An early glimpse of an infant’s retinal cells is now possible with the use of a brand-new handheld optical coherence tomography (OCT) system.
Scientists at Duke University in the US have developed a system that is “the size of a pack of cigarettes, weighs no more than a few slices of bread, and is capable of gathering detailed information about the retina’s cellular system,” the research team highlighted.
The handheld device relies on a number of technological advances, including a smaller scanning mirror, the use of converging – rather than collimating – light and custom lenses, according to a paper published in the journal Nature Photonics.
The new monocular device, which is held by a clinician over a child’s eye, can measure the density of photoreceptors. It has already been tested out in infants – something not possible with the older, bulky systems that require a person to sit still and focus for an extended period of time.

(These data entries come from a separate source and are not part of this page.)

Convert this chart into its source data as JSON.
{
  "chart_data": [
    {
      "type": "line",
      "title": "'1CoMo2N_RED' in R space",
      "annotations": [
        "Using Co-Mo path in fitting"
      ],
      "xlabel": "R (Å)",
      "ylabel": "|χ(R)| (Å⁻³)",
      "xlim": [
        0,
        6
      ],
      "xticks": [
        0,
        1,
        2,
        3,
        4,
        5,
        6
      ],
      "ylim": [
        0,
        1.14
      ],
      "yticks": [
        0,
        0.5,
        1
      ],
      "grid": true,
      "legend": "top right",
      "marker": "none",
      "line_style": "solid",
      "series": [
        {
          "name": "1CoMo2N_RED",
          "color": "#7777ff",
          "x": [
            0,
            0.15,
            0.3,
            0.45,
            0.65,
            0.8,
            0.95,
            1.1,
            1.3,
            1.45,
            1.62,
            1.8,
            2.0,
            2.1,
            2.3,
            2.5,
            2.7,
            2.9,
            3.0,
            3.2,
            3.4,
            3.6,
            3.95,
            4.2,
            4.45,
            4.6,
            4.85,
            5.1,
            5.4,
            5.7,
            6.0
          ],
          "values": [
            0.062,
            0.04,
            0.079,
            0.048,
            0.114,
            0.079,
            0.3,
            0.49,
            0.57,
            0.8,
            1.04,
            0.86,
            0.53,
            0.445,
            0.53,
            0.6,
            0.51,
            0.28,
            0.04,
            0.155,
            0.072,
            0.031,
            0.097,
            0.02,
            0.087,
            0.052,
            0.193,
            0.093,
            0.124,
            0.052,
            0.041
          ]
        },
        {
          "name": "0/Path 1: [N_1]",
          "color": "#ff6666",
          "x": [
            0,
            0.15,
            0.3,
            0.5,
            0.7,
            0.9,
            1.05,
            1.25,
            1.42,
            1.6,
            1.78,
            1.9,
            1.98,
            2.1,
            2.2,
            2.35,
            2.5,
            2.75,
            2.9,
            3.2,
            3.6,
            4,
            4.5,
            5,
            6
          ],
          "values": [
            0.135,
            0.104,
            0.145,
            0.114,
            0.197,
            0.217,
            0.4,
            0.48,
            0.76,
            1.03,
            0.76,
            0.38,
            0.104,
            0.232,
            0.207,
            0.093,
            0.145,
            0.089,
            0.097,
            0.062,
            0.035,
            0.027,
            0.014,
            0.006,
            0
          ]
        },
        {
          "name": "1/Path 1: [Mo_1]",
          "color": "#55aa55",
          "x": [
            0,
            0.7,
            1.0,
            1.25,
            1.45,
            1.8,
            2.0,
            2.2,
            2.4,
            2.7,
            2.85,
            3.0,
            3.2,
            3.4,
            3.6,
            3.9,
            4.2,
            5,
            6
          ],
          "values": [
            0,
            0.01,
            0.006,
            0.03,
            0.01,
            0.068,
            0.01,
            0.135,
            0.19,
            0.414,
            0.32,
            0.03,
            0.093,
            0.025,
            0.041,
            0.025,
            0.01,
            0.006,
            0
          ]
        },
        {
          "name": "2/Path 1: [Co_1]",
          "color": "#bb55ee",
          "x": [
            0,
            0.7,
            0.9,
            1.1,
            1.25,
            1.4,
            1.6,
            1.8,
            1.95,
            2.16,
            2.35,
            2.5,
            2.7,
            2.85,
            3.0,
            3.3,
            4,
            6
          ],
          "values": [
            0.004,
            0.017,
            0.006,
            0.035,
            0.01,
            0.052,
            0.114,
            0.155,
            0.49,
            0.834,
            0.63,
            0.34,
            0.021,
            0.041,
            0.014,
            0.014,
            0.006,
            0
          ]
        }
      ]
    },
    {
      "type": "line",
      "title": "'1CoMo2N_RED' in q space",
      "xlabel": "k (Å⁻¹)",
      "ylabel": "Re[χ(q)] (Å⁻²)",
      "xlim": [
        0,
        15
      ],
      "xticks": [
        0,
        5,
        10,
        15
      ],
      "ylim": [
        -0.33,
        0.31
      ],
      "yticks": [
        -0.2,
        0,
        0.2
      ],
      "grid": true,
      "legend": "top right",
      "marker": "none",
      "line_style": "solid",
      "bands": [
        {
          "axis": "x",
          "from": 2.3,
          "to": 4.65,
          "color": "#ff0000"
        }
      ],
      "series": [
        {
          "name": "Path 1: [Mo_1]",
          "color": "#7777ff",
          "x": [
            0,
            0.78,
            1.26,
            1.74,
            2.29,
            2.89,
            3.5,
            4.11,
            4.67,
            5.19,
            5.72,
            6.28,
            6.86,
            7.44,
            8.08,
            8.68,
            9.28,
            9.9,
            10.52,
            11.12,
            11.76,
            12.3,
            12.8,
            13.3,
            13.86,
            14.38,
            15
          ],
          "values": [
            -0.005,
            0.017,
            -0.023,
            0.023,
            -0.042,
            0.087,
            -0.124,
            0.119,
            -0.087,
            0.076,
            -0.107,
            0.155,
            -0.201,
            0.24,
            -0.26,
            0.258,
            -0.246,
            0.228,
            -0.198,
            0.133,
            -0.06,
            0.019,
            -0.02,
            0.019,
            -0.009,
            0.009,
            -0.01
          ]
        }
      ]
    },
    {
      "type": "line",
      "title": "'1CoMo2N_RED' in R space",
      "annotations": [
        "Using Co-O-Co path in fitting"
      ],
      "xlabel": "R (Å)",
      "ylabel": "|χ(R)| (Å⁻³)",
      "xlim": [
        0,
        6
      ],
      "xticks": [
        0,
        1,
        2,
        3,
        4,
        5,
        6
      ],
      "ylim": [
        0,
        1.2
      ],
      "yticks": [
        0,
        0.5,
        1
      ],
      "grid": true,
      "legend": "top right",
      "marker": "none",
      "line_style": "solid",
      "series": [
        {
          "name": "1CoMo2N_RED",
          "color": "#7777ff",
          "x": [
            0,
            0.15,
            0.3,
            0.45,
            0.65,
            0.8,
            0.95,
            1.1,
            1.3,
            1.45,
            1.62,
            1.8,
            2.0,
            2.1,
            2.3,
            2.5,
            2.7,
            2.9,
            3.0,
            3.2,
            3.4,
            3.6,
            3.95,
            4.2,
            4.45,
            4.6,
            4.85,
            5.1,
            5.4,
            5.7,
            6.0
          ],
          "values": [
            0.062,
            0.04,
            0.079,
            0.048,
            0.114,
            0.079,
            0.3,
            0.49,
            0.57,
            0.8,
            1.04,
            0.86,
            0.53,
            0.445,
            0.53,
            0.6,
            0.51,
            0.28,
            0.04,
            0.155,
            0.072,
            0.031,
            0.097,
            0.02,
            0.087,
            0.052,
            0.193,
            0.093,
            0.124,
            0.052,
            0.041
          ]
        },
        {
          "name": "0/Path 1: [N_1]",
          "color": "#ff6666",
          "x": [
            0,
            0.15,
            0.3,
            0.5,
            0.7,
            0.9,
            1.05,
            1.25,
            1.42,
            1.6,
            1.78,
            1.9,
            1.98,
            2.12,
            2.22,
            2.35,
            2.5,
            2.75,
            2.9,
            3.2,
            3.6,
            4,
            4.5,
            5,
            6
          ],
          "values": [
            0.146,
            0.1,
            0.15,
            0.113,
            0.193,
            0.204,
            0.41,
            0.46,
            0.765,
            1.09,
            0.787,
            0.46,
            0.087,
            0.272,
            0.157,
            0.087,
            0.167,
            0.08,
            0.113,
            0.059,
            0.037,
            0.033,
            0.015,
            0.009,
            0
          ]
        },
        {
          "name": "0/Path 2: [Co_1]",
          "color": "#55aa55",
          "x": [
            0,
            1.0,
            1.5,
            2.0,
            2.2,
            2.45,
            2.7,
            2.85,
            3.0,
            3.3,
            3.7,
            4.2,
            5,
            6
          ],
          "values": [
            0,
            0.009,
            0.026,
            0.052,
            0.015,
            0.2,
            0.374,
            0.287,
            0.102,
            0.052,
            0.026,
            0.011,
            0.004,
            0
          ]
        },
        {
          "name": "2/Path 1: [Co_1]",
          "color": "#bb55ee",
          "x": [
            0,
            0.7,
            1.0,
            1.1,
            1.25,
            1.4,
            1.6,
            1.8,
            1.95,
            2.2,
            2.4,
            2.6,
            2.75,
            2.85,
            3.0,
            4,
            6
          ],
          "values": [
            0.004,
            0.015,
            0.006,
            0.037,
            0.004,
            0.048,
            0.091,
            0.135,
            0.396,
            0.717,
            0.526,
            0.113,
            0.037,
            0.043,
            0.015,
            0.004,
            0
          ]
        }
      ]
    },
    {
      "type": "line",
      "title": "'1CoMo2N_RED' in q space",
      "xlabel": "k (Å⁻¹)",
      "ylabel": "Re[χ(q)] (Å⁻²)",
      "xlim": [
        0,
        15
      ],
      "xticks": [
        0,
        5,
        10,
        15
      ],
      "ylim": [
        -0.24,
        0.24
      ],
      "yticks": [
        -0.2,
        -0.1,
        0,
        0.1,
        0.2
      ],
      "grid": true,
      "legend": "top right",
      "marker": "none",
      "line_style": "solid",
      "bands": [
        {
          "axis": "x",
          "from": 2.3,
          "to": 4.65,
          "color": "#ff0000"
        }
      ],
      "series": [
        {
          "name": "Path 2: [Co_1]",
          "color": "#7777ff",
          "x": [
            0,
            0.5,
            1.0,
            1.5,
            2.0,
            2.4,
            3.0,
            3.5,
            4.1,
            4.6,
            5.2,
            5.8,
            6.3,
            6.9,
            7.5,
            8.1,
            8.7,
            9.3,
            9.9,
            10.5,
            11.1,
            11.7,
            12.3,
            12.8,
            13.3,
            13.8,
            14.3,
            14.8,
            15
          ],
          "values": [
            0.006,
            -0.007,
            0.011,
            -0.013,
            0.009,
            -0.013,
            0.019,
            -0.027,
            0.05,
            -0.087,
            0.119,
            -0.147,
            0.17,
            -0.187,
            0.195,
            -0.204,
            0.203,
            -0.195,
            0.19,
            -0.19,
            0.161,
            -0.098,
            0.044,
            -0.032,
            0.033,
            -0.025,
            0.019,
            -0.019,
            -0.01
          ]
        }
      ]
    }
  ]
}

The limitations of previous devices mean that the early development of the retina – and the impact of injury or disease on a young child’s photoreceptors – is not well understood, first author and PhD student, Dr Francesco LaRocca, highlighted.
He explained: “Because children have never been imaged with these systems before, there’s no gold standard that we can compare it to. The results do, however, match theories of how cones migrate as the eye matures.
“The tests also showed different microscopic pathological structures that are not normally possible to see with current low-resolution, clinical-grade handheld systems,” Dr LaRocca said.
The research team, funded by the National Institutes of Health and the Hartwell Foundation, is currently refining the prototype.